Gov. Tony Evers said he wants to see a new red flag law that would allow judges to take guns away from people who are mentally unstable or who've been deemed a threat.
The governor also wants stricter background checks on gun purchases.
"Universal background checks," Evers said. "To cover every sale of a weapon. That's something that the majority of the people of Wisconsin believe in."
The governor also accused the Republicans who control the state legislature of being recalcitrant.
"The bottom line is our legislature has avoided this issue totally," the governor told reporters at the Capitol. "So whether there's a special session or not, we need to know that the other side is going to take this issue seriously."
Assembly Speaker Robin Vos on Monday said he'd be open to meeting with the governor, but also added that he is "fearful of taking away anyone’s constitutional rights."
The Republican leader in the state Senate, Majority Leader Scott Fitzgerald, said the same thing about a proposed red flag law back in February.
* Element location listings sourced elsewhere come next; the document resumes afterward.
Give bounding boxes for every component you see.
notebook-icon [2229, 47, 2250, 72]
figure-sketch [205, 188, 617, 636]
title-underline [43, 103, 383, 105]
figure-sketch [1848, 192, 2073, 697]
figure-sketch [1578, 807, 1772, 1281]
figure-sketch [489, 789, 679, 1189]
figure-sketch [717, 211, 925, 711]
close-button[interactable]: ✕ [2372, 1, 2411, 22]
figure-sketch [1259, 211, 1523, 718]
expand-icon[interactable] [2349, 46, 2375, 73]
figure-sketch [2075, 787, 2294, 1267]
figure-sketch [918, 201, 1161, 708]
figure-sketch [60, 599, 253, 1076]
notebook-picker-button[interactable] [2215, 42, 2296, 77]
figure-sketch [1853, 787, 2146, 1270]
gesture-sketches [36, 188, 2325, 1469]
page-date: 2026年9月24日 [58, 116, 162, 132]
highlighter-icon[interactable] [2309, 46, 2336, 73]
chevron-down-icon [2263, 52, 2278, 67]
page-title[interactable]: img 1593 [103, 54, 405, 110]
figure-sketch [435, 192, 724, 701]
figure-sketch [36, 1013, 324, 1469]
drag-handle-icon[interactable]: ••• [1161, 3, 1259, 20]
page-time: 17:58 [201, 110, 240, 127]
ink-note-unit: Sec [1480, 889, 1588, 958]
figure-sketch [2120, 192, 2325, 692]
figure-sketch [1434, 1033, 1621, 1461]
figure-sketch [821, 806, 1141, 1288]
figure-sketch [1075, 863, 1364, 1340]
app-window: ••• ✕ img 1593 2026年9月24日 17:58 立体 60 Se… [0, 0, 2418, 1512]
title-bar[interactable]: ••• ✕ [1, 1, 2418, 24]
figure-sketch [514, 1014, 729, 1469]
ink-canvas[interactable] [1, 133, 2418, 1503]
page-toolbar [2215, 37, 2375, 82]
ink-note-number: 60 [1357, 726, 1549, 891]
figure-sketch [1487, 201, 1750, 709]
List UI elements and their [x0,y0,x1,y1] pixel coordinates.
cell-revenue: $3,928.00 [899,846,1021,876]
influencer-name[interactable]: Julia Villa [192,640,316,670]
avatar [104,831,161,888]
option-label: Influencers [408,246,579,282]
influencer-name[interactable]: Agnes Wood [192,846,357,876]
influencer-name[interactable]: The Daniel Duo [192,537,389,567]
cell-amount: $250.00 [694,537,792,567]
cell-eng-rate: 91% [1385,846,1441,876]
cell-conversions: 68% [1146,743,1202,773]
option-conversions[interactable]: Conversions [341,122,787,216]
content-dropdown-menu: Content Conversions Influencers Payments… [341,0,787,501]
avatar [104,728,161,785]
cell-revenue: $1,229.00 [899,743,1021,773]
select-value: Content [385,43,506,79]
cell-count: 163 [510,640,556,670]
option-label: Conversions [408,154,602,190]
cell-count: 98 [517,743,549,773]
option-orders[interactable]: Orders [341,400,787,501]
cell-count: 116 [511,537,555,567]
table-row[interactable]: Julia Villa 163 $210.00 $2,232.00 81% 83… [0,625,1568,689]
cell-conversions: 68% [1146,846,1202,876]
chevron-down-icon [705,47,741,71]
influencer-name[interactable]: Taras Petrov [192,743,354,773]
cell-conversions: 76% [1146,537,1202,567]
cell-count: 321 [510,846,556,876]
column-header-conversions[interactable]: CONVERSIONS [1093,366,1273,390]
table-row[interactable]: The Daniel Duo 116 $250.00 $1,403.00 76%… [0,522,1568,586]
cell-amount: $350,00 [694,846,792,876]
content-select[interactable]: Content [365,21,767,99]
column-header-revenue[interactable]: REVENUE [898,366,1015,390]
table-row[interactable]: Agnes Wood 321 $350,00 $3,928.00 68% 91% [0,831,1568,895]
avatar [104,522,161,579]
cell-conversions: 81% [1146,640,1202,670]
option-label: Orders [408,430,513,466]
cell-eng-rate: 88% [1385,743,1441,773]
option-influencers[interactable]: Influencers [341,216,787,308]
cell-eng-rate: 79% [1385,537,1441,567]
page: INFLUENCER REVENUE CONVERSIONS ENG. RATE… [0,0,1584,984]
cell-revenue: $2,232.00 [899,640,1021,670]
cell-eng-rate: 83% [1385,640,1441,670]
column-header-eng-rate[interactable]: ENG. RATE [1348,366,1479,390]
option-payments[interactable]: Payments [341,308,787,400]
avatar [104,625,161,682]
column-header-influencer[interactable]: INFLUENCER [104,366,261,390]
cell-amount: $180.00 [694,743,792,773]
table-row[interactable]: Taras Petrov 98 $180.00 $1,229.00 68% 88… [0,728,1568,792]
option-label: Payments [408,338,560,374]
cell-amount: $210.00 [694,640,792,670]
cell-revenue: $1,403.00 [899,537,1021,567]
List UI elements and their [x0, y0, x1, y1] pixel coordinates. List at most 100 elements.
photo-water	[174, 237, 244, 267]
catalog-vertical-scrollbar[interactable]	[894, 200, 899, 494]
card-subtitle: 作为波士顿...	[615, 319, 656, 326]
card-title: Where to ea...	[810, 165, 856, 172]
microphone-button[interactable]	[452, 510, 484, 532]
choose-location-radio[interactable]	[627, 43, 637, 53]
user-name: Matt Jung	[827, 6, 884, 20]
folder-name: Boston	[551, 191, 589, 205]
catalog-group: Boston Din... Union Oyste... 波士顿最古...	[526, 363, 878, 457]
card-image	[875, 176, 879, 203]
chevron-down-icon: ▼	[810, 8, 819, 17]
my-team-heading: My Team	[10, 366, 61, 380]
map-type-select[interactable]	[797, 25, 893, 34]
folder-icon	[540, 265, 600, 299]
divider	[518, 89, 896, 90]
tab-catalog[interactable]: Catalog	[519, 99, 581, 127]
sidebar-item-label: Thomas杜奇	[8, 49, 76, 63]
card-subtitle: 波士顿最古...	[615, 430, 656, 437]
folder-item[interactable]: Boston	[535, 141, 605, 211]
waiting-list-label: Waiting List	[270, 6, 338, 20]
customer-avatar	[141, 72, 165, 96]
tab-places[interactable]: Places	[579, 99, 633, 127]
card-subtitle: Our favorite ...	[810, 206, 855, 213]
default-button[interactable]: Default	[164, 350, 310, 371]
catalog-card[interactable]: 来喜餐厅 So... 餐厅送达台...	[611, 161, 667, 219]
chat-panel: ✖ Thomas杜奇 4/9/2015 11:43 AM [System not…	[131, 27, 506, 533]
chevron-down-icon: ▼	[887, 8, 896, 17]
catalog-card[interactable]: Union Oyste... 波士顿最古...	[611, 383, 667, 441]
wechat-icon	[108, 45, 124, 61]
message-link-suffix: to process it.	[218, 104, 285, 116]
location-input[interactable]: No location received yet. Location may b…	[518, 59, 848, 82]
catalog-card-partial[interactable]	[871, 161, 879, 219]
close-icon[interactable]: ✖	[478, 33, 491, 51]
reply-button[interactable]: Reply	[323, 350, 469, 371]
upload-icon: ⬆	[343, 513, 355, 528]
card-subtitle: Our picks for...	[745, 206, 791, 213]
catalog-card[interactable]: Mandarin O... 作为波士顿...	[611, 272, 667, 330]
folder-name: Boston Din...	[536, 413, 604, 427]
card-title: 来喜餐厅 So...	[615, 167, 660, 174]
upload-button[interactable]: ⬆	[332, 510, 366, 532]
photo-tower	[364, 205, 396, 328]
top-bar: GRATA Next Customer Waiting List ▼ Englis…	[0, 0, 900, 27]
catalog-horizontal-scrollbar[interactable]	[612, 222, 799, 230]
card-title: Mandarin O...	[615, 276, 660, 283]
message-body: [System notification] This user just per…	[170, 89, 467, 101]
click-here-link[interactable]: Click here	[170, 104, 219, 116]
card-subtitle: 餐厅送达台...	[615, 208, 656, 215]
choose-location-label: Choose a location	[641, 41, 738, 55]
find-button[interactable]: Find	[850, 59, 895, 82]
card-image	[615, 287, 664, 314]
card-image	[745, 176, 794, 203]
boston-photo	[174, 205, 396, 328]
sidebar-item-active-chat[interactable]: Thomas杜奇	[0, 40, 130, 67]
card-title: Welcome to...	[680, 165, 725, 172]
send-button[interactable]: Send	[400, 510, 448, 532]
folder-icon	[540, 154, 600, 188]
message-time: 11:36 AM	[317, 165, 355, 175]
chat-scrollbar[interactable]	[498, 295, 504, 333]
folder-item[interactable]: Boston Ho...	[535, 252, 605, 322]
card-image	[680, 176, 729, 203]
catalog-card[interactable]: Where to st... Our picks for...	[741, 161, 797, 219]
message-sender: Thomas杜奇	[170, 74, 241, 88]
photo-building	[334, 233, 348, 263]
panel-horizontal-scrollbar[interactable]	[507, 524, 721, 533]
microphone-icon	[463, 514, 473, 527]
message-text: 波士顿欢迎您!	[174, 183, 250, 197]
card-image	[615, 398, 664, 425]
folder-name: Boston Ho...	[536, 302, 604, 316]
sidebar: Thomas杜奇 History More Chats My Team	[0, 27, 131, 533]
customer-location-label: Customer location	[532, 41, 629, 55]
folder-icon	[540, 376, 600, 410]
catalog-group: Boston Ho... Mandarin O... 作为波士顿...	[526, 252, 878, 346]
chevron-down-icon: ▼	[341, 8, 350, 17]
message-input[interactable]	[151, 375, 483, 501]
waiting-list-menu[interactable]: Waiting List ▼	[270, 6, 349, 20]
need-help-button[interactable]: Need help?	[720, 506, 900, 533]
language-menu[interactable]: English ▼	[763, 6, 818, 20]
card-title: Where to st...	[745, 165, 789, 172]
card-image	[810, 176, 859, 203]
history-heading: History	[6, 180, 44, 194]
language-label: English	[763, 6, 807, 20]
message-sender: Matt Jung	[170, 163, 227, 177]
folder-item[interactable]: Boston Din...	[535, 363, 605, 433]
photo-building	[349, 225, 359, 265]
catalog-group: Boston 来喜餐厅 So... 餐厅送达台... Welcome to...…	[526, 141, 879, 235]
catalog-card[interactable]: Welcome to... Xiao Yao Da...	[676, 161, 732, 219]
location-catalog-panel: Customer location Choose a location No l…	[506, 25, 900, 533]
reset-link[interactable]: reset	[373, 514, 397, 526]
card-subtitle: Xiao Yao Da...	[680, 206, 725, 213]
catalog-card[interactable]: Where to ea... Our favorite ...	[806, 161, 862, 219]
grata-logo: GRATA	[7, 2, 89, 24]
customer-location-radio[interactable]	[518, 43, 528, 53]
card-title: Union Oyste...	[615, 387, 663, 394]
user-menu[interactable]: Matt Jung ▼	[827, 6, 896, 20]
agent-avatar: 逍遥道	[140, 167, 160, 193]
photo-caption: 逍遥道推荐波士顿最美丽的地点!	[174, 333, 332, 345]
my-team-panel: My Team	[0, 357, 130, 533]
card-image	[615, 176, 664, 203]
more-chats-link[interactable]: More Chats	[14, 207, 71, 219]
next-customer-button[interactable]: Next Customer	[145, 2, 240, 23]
Fitzgerald and Vos both worry about how a red flag law would be written, and how the authorities would actually take guns from people.
The pause for specifics, however, is not sitting well with Democratic lawmakers.
State Rep. Chris Taylor on Tuesday accused the Republican leadership of being in the grasp of the NRA.
"What these politicians are really saying is not that they can’t act, but that they won’t act. My question to those policy makers is, ‘Why are you in public office?’," Taylor said in a statement.
She then took it a step further and said if Vos doesn't call for a vote on new gun laws, he should step down.
"Robin Vos is morally and ethically incapable of leading the Assembly, and he should resign as leader," Taylor said. "He has prioritized consolidating his own power and his wealthy elite donors over advancing policies to protect the safety of our children and our communities. He is no leader."
Despite the rhetoric, the top Republicans in Madison are staying calm.
Fitzgerald said in a statement Monday that they are open to any and all new ideas.
"As we come back for the fall session, our caucus will have discussions around all newly proposed legislation like we always do," Fitzgerald added.
Lawmakers are due back to Madison for about a week in mid-September. And then again in October and November.